Comparative genomics of apicomplexa
Apicomplexans constitute a group of phylogenetically related protists, mostly parasites, sharing unique ultrastructural features that enable it to invade host organisms. The group includes causative agents of diseases imposing huge burden on human and animal health, such as Plasmodium falciparum (malaria – affecting ~220 million and killing ~1 million people in 2010), Toxoplasma gondii (toxoplasmosis – 3rd of the human population carrying an infection, fatal in immunocompromised individuals), Cryptosporidium parvum (Cryptosporidiosis – one of the most common waterborne diseases worldwide). However, treatment options are limited, complicated further by the growth of resistant strains. Therefore, there is an urgent need to understand the unique biology of the apicomplexans in order to develop new therapeutics.
The availability of complete and partial genomes for several apicomplexan species enables us to understand different aspects of apicomplexan biology via comparative genomics studies.
The origins of apicomplexan sequence innovation
A large-scale comparison of the protein complement in 15 apicomplexan species with standard protein sequence databases such as Uniprot, COGENT and PartiGeneDB elucidates the extent of apicomplexan sequence diversity. Around 9134 protein families were identified to be apicomplexan-specialized; with most of them being associated with individual genus or species. Strikingly, many genera-specific innovations were associated with specialized host cell invasion and/or parasite survival processes. Surprisingly, some families involved in housekeeping processes such as transcription and translation were significantly diverged enough to not be related by sequence homology.
Wasmuth, J., Daub, J., Peregrin-Alvarez, J.M.,Finney, C.A.M. and Parkinson, J. (2009) The origins of apicomplexan sequence innovation.
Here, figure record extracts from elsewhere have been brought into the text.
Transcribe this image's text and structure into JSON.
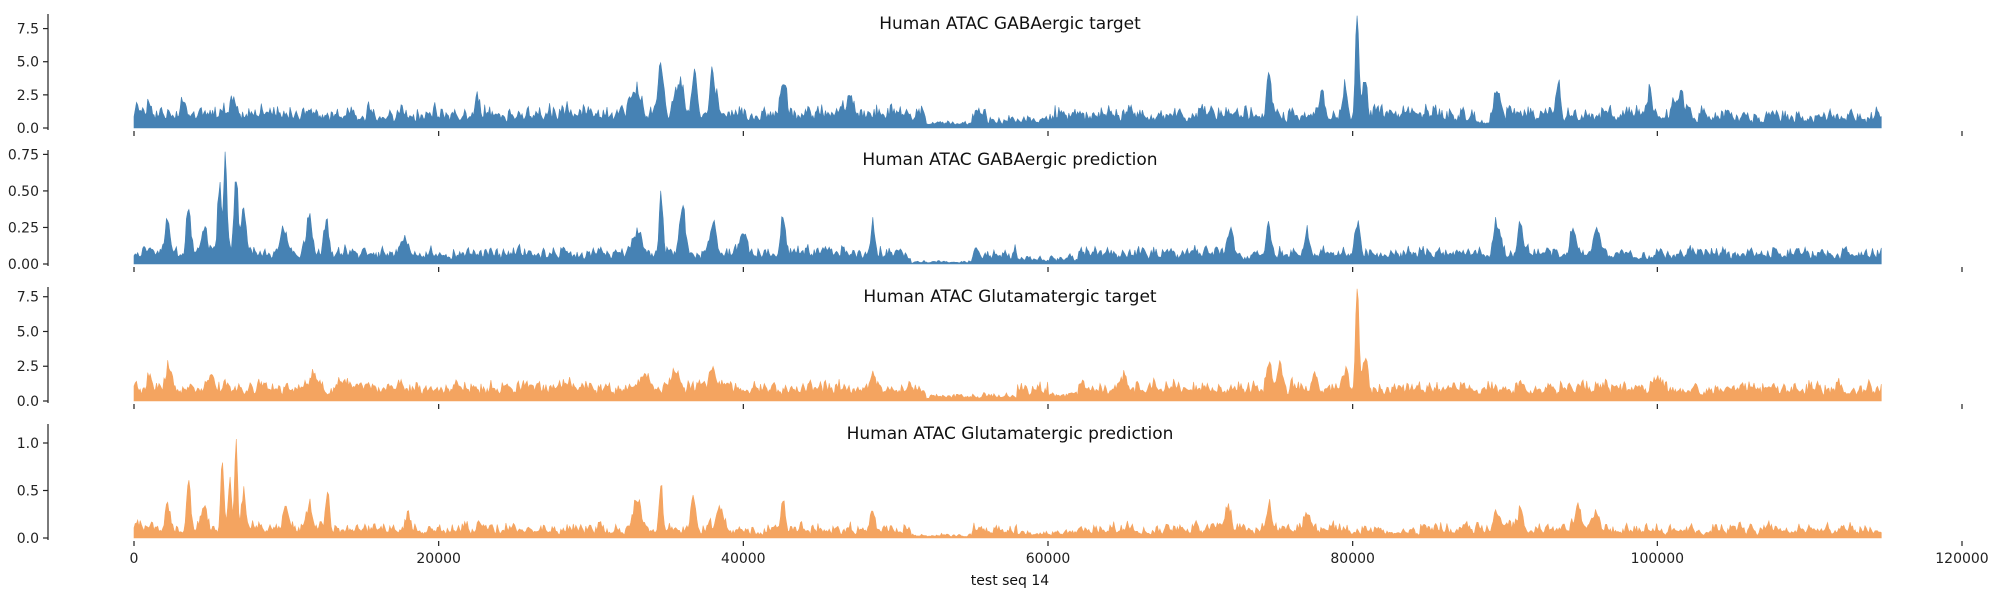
{
  "chart_data": {
    "type": "area",
    "xlabel": "test seq 14",
    "xlim": [
      0,
      120000
    ],
    "x_ticks": [
      0,
      20000,
      40000,
      60000,
      80000,
      100000,
      120000
    ],
    "x_tick_labels": [
      "0",
      "20000",
      "40000",
      "60000",
      "80000",
      "100000",
      "120000"
    ],
    "x_data_range": [
      0,
      114700
    ],
    "panels": [
      {
        "title": "Human ATAC GABAergic target",
        "color": "#4682b4",
        "ylim": [
          0,
          8.6
        ],
        "y_ticks": [
          0,
          2.5,
          5,
          7.5
        ],
        "y_tick_labels": [
          "0.0",
          "2.5",
          "5.0",
          "7.5"
        ],
        "baseline": 0.55,
        "noise": 0.75,
        "peaks": [
          [
            1000,
            0.9,
            250
          ],
          [
            3200,
            1.1,
            250
          ],
          [
            6500,
            1.2,
            250
          ],
          [
            9000,
            0.7,
            250
          ],
          [
            22500,
            1.3,
            200
          ],
          [
            33000,
            2.0,
            400
          ],
          [
            34600,
            4.4,
            220
          ],
          [
            35800,
            2.5,
            350
          ],
          [
            36800,
            3.3,
            220
          ],
          [
            38000,
            2.6,
            300
          ],
          [
            42600,
            2.7,
            250
          ],
          [
            47000,
            1.4,
            300
          ],
          [
            74500,
            2.8,
            220
          ],
          [
            78000,
            2.0,
            250
          ],
          [
            79500,
            2.4,
            200
          ],
          [
            80300,
            7.7,
            160
          ],
          [
            80800,
            2.8,
            200
          ],
          [
            89500,
            1.5,
            300
          ],
          [
            93500,
            2.1,
            200
          ],
          [
            99500,
            2.3,
            180
          ],
          [
            101500,
            1.5,
            300
          ]
        ],
        "lows": [
          [
            52000,
            55000,
            0.35
          ],
          [
            56000,
            60000,
            0.55
          ],
          [
            88000,
            89000,
            0.4
          ],
          [
            105000,
            114700,
            0.8
          ]
        ]
      },
      {
        "title": "Human ATAC GABAergic prediction",
        "color": "#4682b4",
        "ylim": [
          0,
          0.78
        ],
        "y_ticks": [
          0,
          0.25,
          0.5,
          0.75
        ],
        "y_tick_labels": [
          "0.00",
          "0.25",
          "0.50",
          "0.75"
        ],
        "baseline": 0.04,
        "noise": 0.05,
        "peaks": [
          [
            2200,
            0.25,
            200
          ],
          [
            3600,
            0.3,
            200
          ],
          [
            4600,
            0.2,
            250
          ],
          [
            5600,
            0.45,
            180
          ],
          [
            6000,
            0.68,
            140
          ],
          [
            6700,
            0.55,
            180
          ],
          [
            7200,
            0.3,
            200
          ],
          [
            9800,
            0.2,
            250
          ],
          [
            11500,
            0.22,
            250
          ],
          [
            12600,
            0.22,
            200
          ],
          [
            17800,
            0.12,
            250
          ],
          [
            33000,
            0.15,
            400
          ],
          [
            34600,
            0.48,
            150
          ],
          [
            36000,
            0.3,
            300
          ],
          [
            38000,
            0.22,
            300
          ],
          [
            40000,
            0.18,
            300
          ],
          [
            42600,
            0.28,
            200
          ],
          [
            48500,
            0.2,
            180
          ],
          [
            72000,
            0.2,
            250
          ],
          [
            74500,
            0.2,
            200
          ],
          [
            77000,
            0.2,
            200
          ],
          [
            80300,
            0.2,
            200
          ],
          [
            89500,
            0.2,
            300
          ],
          [
            91000,
            0.18,
            250
          ],
          [
            94500,
            0.2,
            250
          ],
          [
            96000,
            0.16,
            300
          ]
        ],
        "lows": [
          [
            51000,
            55000,
            0.2
          ],
          [
            58000,
            62000,
            0.5
          ]
        ]
      },
      {
        "title": "Human ATAC Glutamatergic target",
        "color": "#f4a460",
        "ylim": [
          0,
          8.2
        ],
        "y_ticks": [
          0,
          2.5,
          5,
          7.5
        ],
        "y_tick_labels": [
          "0.0",
          "2.5",
          "5.0",
          "7.5"
        ],
        "baseline": 0.55,
        "noise": 0.55,
        "peaks": [
          [
            1000,
            0.9,
            250
          ],
          [
            2300,
            1.5,
            300
          ],
          [
            5000,
            1.0,
            300
          ],
          [
            11800,
            1.1,
            250
          ],
          [
            33500,
            1.0,
            400
          ],
          [
            35500,
            1.2,
            400
          ],
          [
            38000,
            0.9,
            350
          ],
          [
            48500,
            1.0,
            250
          ],
          [
            65000,
            1.0,
            300
          ],
          [
            74500,
            2.4,
            220
          ],
          [
            75200,
            1.8,
            200
          ],
          [
            77500,
            1.2,
            250
          ],
          [
            79600,
            1.5,
            200
          ],
          [
            80300,
            7.3,
            150
          ],
          [
            80800,
            2.5,
            200
          ],
          [
            100000,
            1.0,
            400
          ]
        ],
        "lows": [
          [
            52000,
            58000,
            0.4
          ],
          [
            60000,
            62000,
            0.5
          ]
        ]
      },
      {
        "title": "Human ATAC Glutamatergic prediction",
        "color": "#f4a460",
        "ylim": [
          0,
          1.2
        ],
        "y_ticks": [
          0,
          0.5,
          1.0
        ],
        "y_tick_labels": [
          "0.0",
          "0.5",
          "1.0"
        ],
        "baseline": 0.04,
        "noise": 0.08,
        "peaks": [
          [
            2200,
            0.3,
            200
          ],
          [
            3600,
            0.5,
            180
          ],
          [
            4600,
            0.25,
            250
          ],
          [
            5800,
            0.75,
            150
          ],
          [
            6300,
            0.55,
            150
          ],
          [
            6700,
            1.05,
            130
          ],
          [
            7200,
            0.4,
            200
          ],
          [
            10000,
            0.25,
            250
          ],
          [
            11500,
            0.22,
            250
          ],
          [
            12700,
            0.4,
            180
          ],
          [
            18000,
            0.15,
            250
          ],
          [
            33000,
            0.3,
            350
          ],
          [
            34600,
            0.5,
            150
          ],
          [
            36700,
            0.4,
            200
          ],
          [
            38500,
            0.25,
            300
          ],
          [
            42600,
            0.38,
            180
          ],
          [
            48500,
            0.2,
            180
          ],
          [
            71800,
            0.28,
            250
          ],
          [
            74500,
            0.28,
            200
          ],
          [
            77000,
            0.2,
            200
          ],
          [
            89500,
            0.2,
            300
          ],
          [
            91000,
            0.2,
            250
          ],
          [
            94800,
            0.28,
            250
          ],
          [
            96000,
            0.15,
            300
          ]
        ],
        "lows": [
          [
            51000,
            55000,
            0.3
          ],
          [
            58000,
            62000,
            0.5
          ]
        ]
      }
    ]
  }
}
Genome Research. 19:1202-1213.
Comparative genomics of the apicomplexan parasites Toxoplasma gondii and Neospora caninum
Apart from large-scale analyses, comparative analyses of specific genomes and specific protein families reveal the molecular basis of lineage-specific lifestyle adaptations.
Toxoplasma gondii and Neospora caninum are two closely-related tissue-dwelling parasitic apicomplexans, belonging to class Coccidia. The former has an expanded host range in vertebrates whereas the latter’s host range is restricted to cattle. Further, T. gondii relies on horizontal transmission whereas N. caninum is transmitted vertically. Comparative genomics and transcriptomics of these two species reveal a high degree of conservation of their genomes and gene expression. Surprisingly, the disparity in host range and transmission strategy seems to be influenced by a small number of gene products involved in host-parasite interaction.
Reid, A.J., Vermont, S.J., Cotton, J.A., Harris, D., Hill-Cawthorne, G.A., Könen-Waisman, S., Latham, S., Mourier, T., Norton, R., Quail, M.A., Sanders, M., Shanmugam, D., Sohal, A., Wasmuth, J.D., Brunk, B., Grigg, M.E., Howard, J.C., Parkinson, J., Roos, D.S., Trees, A.J., Berriman, M., Pain, A. and Wastling, J.M. (2012) Comparative genomics of the apicomplexan parasites Toxoplasma gondii and Neospora caninum: Coccidia differing in host range and transmission strategy. PLoS Pathogens.8(3): e1002567.